Мне ужасно хотелось его поцеловать. Прикоснуться. Прошептать что-нибудь, от чего он улыбнётся во сне. Но в эту секунду я, кажется, всерьёз и по-настоящему поняла значение слова «бесполезно».
Ничего не изменится. Ничего не меняется. Потому что некоторые вещи изменить невозможно.
Я прикрыла глаза. К удивлению, голова почти не болела: Конте бы сейчас сидел, сжав виски, и ругался бы во весь голос, и к чёрту демоническую половину. Но я была младше, совершенно непривычна к спиртному, и, должно быть, это повлияло.
Но напиваться я всё-таки больше не буду. Потому что вино переворачивает мир, как лёгкую прогулочную яхту, и выплёскивает тебя за борт. А я, кажется, совершенно не умею плавать.
Я встала, двигаясь бесшумно: это я умела очень хорошо. Осторожно прикинула необходимые движения и быстро, по-лекарски точно, словно отмеряя порошок на аптечных весах, подняла с ковра сначала один клинок, потом другой, не издав ни звука.
«Дара. Моя Дара».
Не твоя. И никогда не буду твоей, даже во сне. Сны закончились, Тень. Всё закончилось.
Я наклонилась, опустив палец в баночку с массажным маслом. Быстро и привычно смазала петли.
Уже открыв дверь, я обернулась. Не хотела оборачиваться, но обернулась всё равно.
Потому что я была должна себе этот взгляд. Той маленькой внутренней Даре, которая хотела остаться.
Её желание никогда не исполнится. Но эта секунда останется у неё.
Тень. Я улыбнулась. Спящий Тень.
Что же такое с моим сердцем? Что с его сердцем, его душой? Как это может быть, как мы можем убивать друг друга?
Почему?
Потому. Потому что протянуть друг другу руки, ничего не меняя, значит предать себя и свой мир. Это будет значить, что я одобряю рабов и жертвоприношения, демонов у власти в аристократических кварталах и людей, становящихся всё более бесправными. Нет, Конте прав. Мы должны сражаться за то, во что верим.

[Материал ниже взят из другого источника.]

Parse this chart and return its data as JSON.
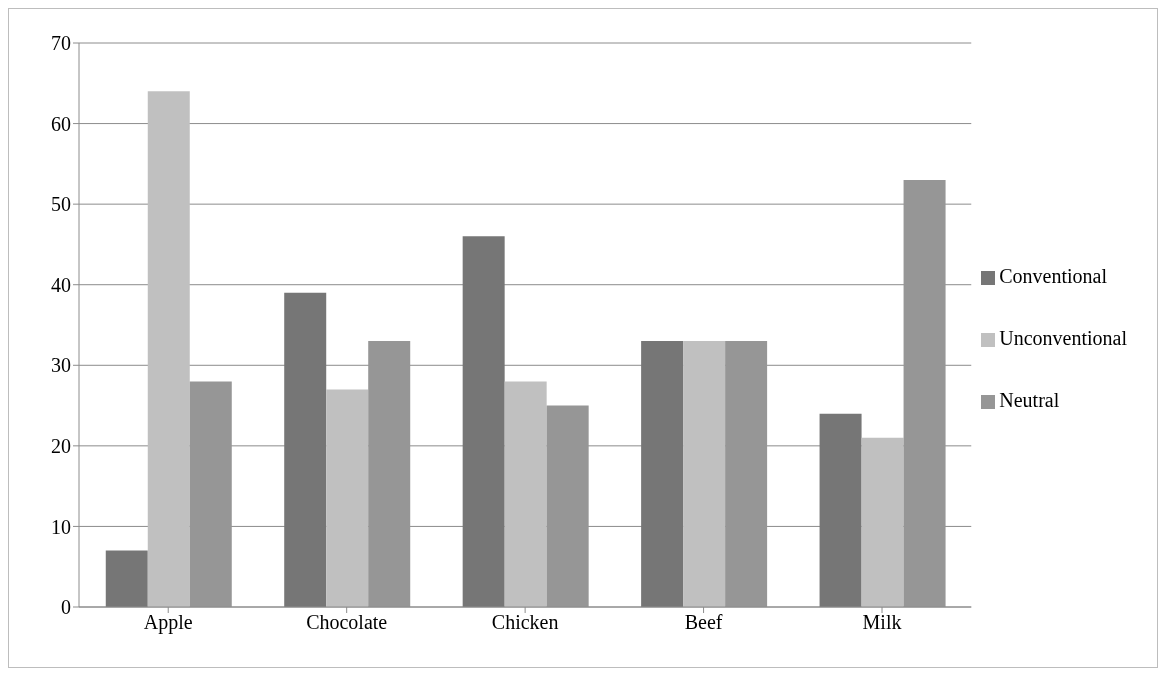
{
  "chart_data": {
    "type": "bar",
    "categories": [
      "Apple",
      "Chocolate",
      "Chicken",
      "Beef",
      "Milk"
    ],
    "series": [
      {
        "name": "Conventional",
        "color": "#767676",
        "values": [
          7,
          39,
          46,
          33,
          24
        ]
      },
      {
        "name": "Unconventional",
        "color": "#c0c0c0",
        "values": [
          64,
          27,
          28,
          33,
          21
        ]
      },
      {
        "name": "Neutral",
        "color": "#969696",
        "values": [
          28,
          33,
          25,
          33,
          53
        ]
      }
    ],
    "ylim": [
      0,
      70
    ],
    "yticks": [
      0,
      10,
      20,
      30,
      40,
      50,
      60,
      70
    ],
    "grid": "y",
    "legend": "right"
  }
}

А ещё Тень убил его младшего брата, и у Конте есть право на месть. И, как бы я ни пыталась его отговорить, я знаю, что это бессмысленно. Тень должен сказать или сделать что-то поистине невероятное, чтобы Конте вложил меч в ножны.
Но этого не произойдёт. Тень и Конте сойдутся в поединке, и кто-то из них нанесёт смертельный удар. Так суждено.
Тень. Моё сердце разрывается от нежности и боли, и смотреть на тебя невыносимо.
Я не атакую тебя. Но удержал ли бы ты руку, глядя вот так на меня?
Я…
Я не люблю тебя. Я решительно вскинула голову. Прощай.
Глава 25
В крипте было темно и тихо. Лишь где-то поблизости капала вода.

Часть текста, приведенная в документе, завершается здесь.